House bill 5507, co-sponsored by state Rep. Josh Elliott, D-Hamden, and Rep. Terrie Wood, R-Darien, is before the Joint Committee on Government Administration and Elections.
The bill aims to protect sensitive voter registration information from commercial users that may be susceptible to hackers or who would sell the data.
“One of the main ideas is to protect people’s birthdays,” Elliott said. “Political parties can have access. We don’t want various commercial entities having that information. We want to find that balance to protect voters.”
The bill is similar to one presented by Secretary of the State Denise Merrill last year that received a favorable vote in committee but never got called in the House.
“We’ll be talking to them,” said Gabe Rosenberg, spokesman for Merrill’s office. “It does seem to be very similar to what she proposed last year. Obviously the devil is in the details.”
Voter registration typically requires the elector’s name, birth date and year, motor vehicle operator’s license number, social security number and signature, residential and mailing address, phone number and party affiliation.
Before disclosing voter information to a candidate or committee, the bill would mandate that the elector’s birth date and year be redacted in addition to current protections for Social Security and license numbers. The candidate or committee must state the purpose for using the information and agree not to further disclose the information.

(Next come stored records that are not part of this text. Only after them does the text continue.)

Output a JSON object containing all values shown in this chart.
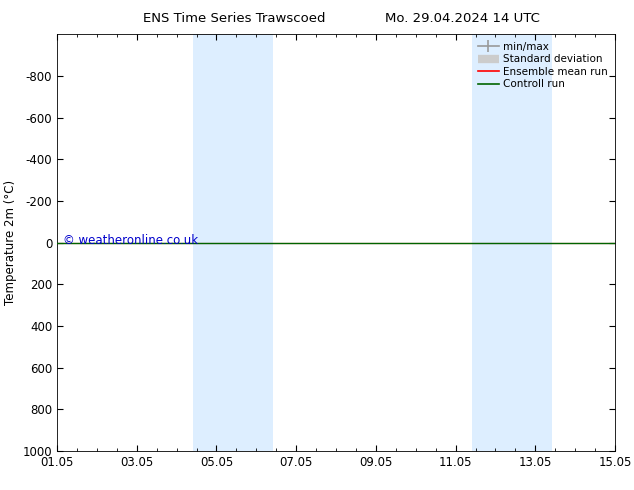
{
  "title_left": "ENS Time Series Trawscoed",
  "title_right": "Mo. 29.04.2024 14 UTC",
  "ylabel": "Temperature 2m (°C)",
  "watermark": "© weatheronline.co.uk",
  "watermark_color": "#0000cc",
  "xtick_labels": [
    "01.05",
    "03.05",
    "05.05",
    "07.05",
    "09.05",
    "11.05",
    "13.05",
    "15.05"
  ],
  "xtick_positions": [
    0,
    2,
    4,
    6,
    8,
    10,
    12,
    14
  ],
  "ylim_bottom": -1000,
  "ylim_top": 1000,
  "ytick_positions": [
    -800,
    -600,
    -400,
    -200,
    0,
    200,
    400,
    600,
    800,
    1000
  ],
  "ytick_labels": [
    "-800",
    "-600",
    "-400",
    "-200",
    "0",
    "200",
    "400",
    "600",
    "800",
    "1000"
  ],
  "shaded_regions": [
    {
      "x_start": 3.42,
      "x_end": 5.42
    },
    {
      "x_start": 10.42,
      "x_end": 12.42
    }
  ],
  "shaded_color": "#ddeeff",
  "control_run_color": "#006400",
  "ensemble_mean_color": "#ff0000",
  "min_max_color": "#999999",
  "std_dev_color": "#cccccc",
  "legend_labels": [
    "min/max",
    "Standard deviation",
    "Ensemble mean run",
    "Controll run"
  ],
  "legend_colors": [
    "#999999",
    "#cccccc",
    "#ff0000",
    "#006400"
  ],
  "background_color": "#ffffff",
  "font_size": 8.5,
  "title_font_size": 9.5
}
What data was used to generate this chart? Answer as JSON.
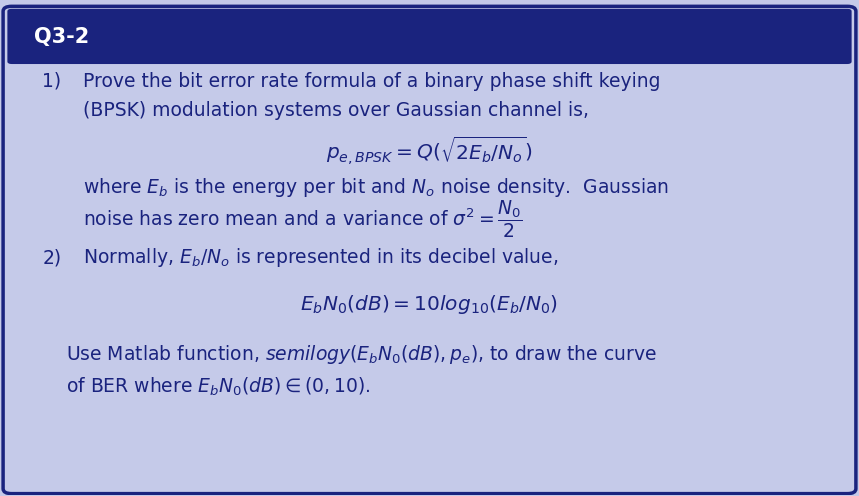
{
  "title": "Q3-2",
  "title_bg_color": "#1a237e",
  "title_text_color": "#ffffff",
  "body_bg_color": "#c5cae9",
  "border_color": "#1a237e",
  "text_color": "#1a237e",
  "figsize": [
    8.59,
    4.96
  ],
  "dpi": 100,
  "title_fontsize": 15,
  "body_fontsize": 13.5,
  "formula_fontsize": 14.5
}
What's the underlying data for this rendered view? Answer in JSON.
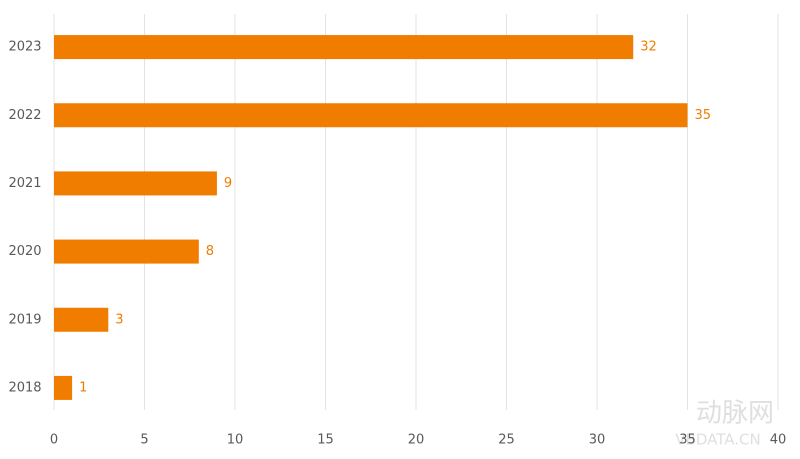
{
  "chart_data": {
    "type": "hbar",
    "categories": [
      "2023",
      "2022",
      "2021",
      "2020",
      "2019",
      "2018"
    ],
    "values": [
      32,
      35,
      9,
      8,
      3,
      1
    ],
    "color": "#f07c00",
    "xlim": [
      0,
      40
    ],
    "xticks": [
      0,
      5,
      10,
      15,
      20,
      25,
      30,
      35,
      40
    ],
    "grid": true,
    "watermark": "动脉网",
    "watermark_sub": "VBDATA.CN"
  }
}
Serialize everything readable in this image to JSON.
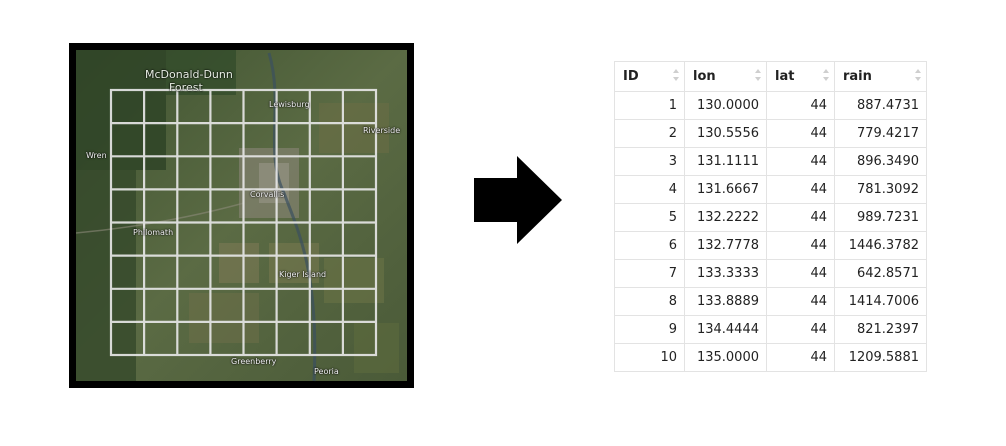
{
  "map": {
    "icon": "satellite-map-image",
    "labels": {
      "mcdonald_dunn": "McDonald-Dunn",
      "forest": "Forest",
      "lewisburg": "Lewisburg",
      "riverside": "Riverside",
      "wren": "Wren",
      "corvallis": "Corvallis",
      "philomath": "Philomath",
      "kiger_island": "Kiger Island",
      "greenberry": "Greenberry",
      "peoria": "Peoria"
    }
  },
  "arrow": {
    "icon": "right-arrow-icon",
    "color": "#000000"
  },
  "table": {
    "columns": [
      "ID",
      "lon",
      "lat",
      "rain"
    ],
    "rows": [
      [
        "1",
        "130.0000",
        "44",
        "887.4731"
      ],
      [
        "2",
        "130.5556",
        "44",
        "779.4217"
      ],
      [
        "3",
        "131.1111",
        "44",
        "896.3490"
      ],
      [
        "4",
        "131.6667",
        "44",
        "781.3092"
      ],
      [
        "5",
        "132.2222",
        "44",
        "989.7231"
      ],
      [
        "6",
        "132.7778",
        "44",
        "1446.3782"
      ],
      [
        "7",
        "133.3333",
        "44",
        "642.8571"
      ],
      [
        "8",
        "133.8889",
        "44",
        "1414.7006"
      ],
      [
        "9",
        "134.4444",
        "44",
        "821.2397"
      ],
      [
        "10",
        "135.0000",
        "44",
        "1209.5881"
      ]
    ]
  }
}
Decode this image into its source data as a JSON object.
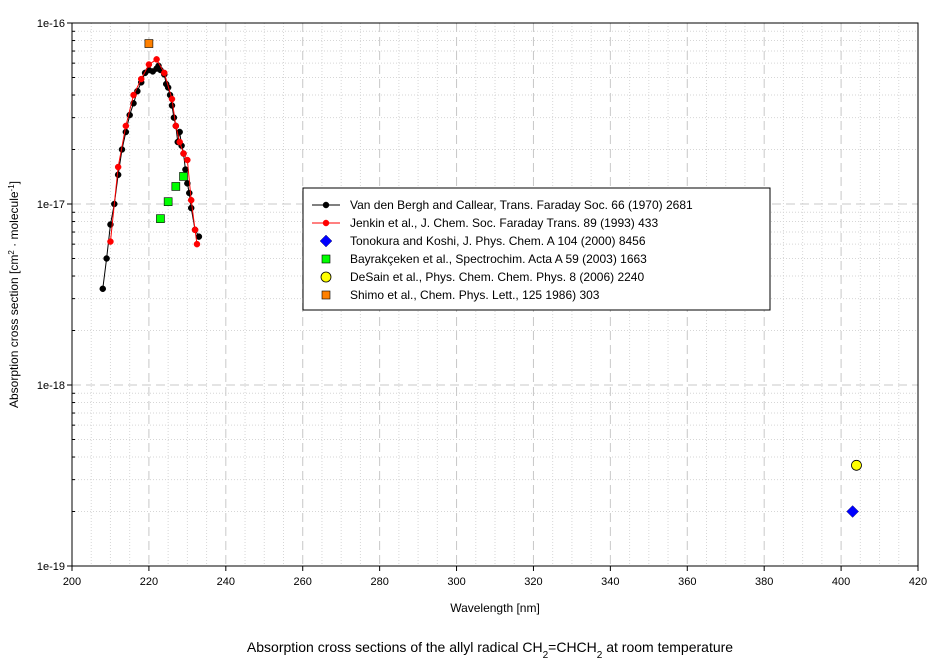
{
  "chart_data": {
    "type": "scatter",
    "xlabel": "Wavelength [nm]",
    "ylabel": "Absorption cross section [cm^2 · molecule^-1]",
    "ylabel_parts": [
      "Absorption cross section [cm",
      "2",
      " · molecule",
      "-1",
      "]"
    ],
    "caption_parts": [
      "Absorption cross sections of the allyl radical CH",
      "2",
      "=CHCH",
      "2",
      " at room temperature"
    ],
    "xlim": [
      200,
      420
    ],
    "ylim": [
      1e-19,
      1e-16
    ],
    "yscale": "log",
    "grid": true,
    "legend_position": "center-right",
    "x_tick_labels": [
      "200",
      "220",
      "240",
      "260",
      "280",
      "300",
      "320",
      "340",
      "360",
      "380",
      "400",
      "420"
    ],
    "y_tick_labels": [
      "1e-19",
      "1e-18",
      "1e-17",
      "1e-16"
    ],
    "series": [
      {
        "name": "Van den Bergh and Callear, Trans. Faraday Soc. 66 (1970) 2681",
        "color": "#000000",
        "marker": "circle-line",
        "points": [
          [
            208,
            3.4e-18
          ],
          [
            209,
            5e-18
          ],
          [
            210,
            7.7e-18
          ],
          [
            211,
            1e-17
          ],
          [
            212,
            1.45e-17
          ],
          [
            213,
            2e-17
          ],
          [
            214,
            2.5e-17
          ],
          [
            215,
            3.1e-17
          ],
          [
            216,
            3.6e-17
          ],
          [
            217,
            4.2e-17
          ],
          [
            218,
            4.7e-17
          ],
          [
            219,
            5.3e-17
          ],
          [
            220,
            5.5e-17
          ],
          [
            221,
            5.4e-17
          ],
          [
            222,
            5.6e-17
          ],
          [
            222.5,
            5.8e-17
          ],
          [
            223,
            5.5e-17
          ],
          [
            224,
            5.2e-17
          ],
          [
            224.5,
            4.6e-17
          ],
          [
            225,
            4.4e-17
          ],
          [
            225.5,
            4e-17
          ],
          [
            226,
            3.5e-17
          ],
          [
            226.5,
            3e-17
          ],
          [
            227,
            2.7e-17
          ],
          [
            227.5,
            2.2e-17
          ],
          [
            228,
            2.5e-17
          ],
          [
            228.5,
            2.1e-17
          ],
          [
            229,
            1.9e-17
          ],
          [
            229.5,
            1.55e-17
          ],
          [
            230,
            1.3e-17
          ],
          [
            230.5,
            1.15e-17
          ],
          [
            231,
            9.5e-18
          ],
          [
            232,
            7.2e-18
          ],
          [
            233,
            6.6e-18
          ]
        ]
      },
      {
        "name": "Jenkin et al., J. Chem. Soc. Faraday Trans. 89 (1993) 433",
        "color": "#ff0000",
        "marker": "circle-line",
        "points": [
          [
            210,
            6.2e-18
          ],
          [
            212,
            1.6e-17
          ],
          [
            214,
            2.7e-17
          ],
          [
            216,
            4e-17
          ],
          [
            218,
            4.9e-17
          ],
          [
            220,
            5.9e-17
          ],
          [
            222,
            6.3e-17
          ],
          [
            224,
            5.3e-17
          ],
          [
            226,
            3.8e-17
          ],
          [
            227,
            2.7e-17
          ],
          [
            228,
            2.2e-17
          ],
          [
            229,
            1.9e-17
          ],
          [
            230,
            1.75e-17
          ],
          [
            231,
            1.05e-17
          ],
          [
            232,
            7.2e-18
          ],
          [
            232.5,
            6e-18
          ]
        ]
      },
      {
        "name": "Tonokura and Koshi, J. Phys. Chem. A 104 (2000) 8456",
        "color": "#0000ff",
        "marker": "diamond",
        "points": [
          [
            403,
            2e-19
          ]
        ]
      },
      {
        "name": "Bayrakçeken et al., Spectrochim. Acta A 59 (2003) 1663",
        "color": "#00ff00",
        "marker": "square",
        "points": [
          [
            223,
            8.3e-18
          ],
          [
            225,
            1.03e-17
          ],
          [
            227,
            1.25e-17
          ],
          [
            229,
            1.42e-17
          ]
        ]
      },
      {
        "name": "DeSain et al., Phys. Chem. Chem. Phys. 8 (2006) 2240",
        "color": "#ffff00",
        "marker": "circle",
        "points": [
          [
            404,
            3.6e-19
          ]
        ]
      },
      {
        "name": "Shimo et al., Chem. Phys. Lett., 125 1986) 303",
        "color": "#ff8000",
        "marker": "square",
        "points": [
          [
            220,
            7.7e-17
          ]
        ]
      }
    ]
  }
}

It would also require notification to the voter that data is available for disclosure to candidates or political committees.
Open government advocates oppose the legislation, arguing that voter records must remain transparent to preserve the integrity of elections.
“Preserving transparency is the best way to defend results against those looking to question the integrity of our election system,” said Mike Savino, president of the Connecticut Council for Freedom of Information and Record-Journal local & state editor. “Furthermore, data breaches across all segments of our society — including commercial businesses, governmental institutions and even medical practices — have comprised personal data for hundreds millions of Americans. In reality, this bill will do little to protect personal data but will hamper the public’s ability to monitor elections.”
He pointed out that the Connecticut Post’s coverage of former state Rep. Christana Ayala, D-Bridegport, using public records, resulted in an elections enforcement investigation. Ayala was ultimately arrested for voter fraud.
A public hearing on House bill 5507 has not yet been scheduled.